We want to genuinely thank you for your valuable time and effort spent reviewing our manuscript, and are grateful for the detailed and constructive remarks that have helped us to further improve the quality of our paper.

We individually address each reviewer's comments as direct rebuttal to their respective review.

As requested by reviewer pu66, we have attached additional visualizations outlining the conceptual differences between iterative, sequential and bi-directional approach, as well as a detailed side-by-side comparison of the internal components of the iterative and bi-directional attention blocks.

It is of course possible that we might have misinterpreted a comment or question, in which case we would cordially ask the reviewers to point this out to us so we can clarify any remaining points as promptly as possible.

Thank you very much!
The Authors

评论

We would like to inform the reviewers of a minor typo that has occurred in the pdf uploaded with our rebuttal:
The sub-figure caption of rebuttal Figure 2 (b) in the uploaded document should read "bi-directional attention" instead of "sequential attention".

It is, however, correctly stated in the main figure's caption as well as within the visualization itself.

评论

Dear Reviewers

This is another reminder to engage with the authors in this phase of the rebuttal. The deadline to respond to authors is EOD Anywhere on Earth timezone today.

最终决定

This paper proposes a new efficient-attention architecture for vision transformers. The authors achieve this by replacing the query embeddings in self-attention with a fixed length sequence of learned embeddings (as in Perceiver), but unlike Perceiver, perform bidirectional cross-attention where the input and latent tokens cross-attend to each other.

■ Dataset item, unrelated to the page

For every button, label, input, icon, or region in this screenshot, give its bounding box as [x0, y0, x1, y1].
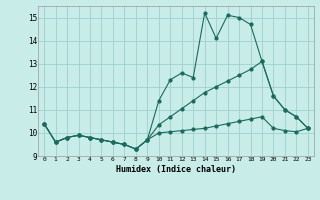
X-axis label: Humidex (Indice chaleur): Humidex (Indice chaleur)	[116, 165, 236, 174]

The authors demonstrate how this results in substantial gains on image classification, semantic segmentation and point-cloud classification. They also show strong results on ListOps.

During the rebuttal, the authors addressed the reviewers concerns well, and all reviewers were in favour of accepting the paper post-rebuttal. Please include all points from the rebuttal into the final camera-ready version of the paper.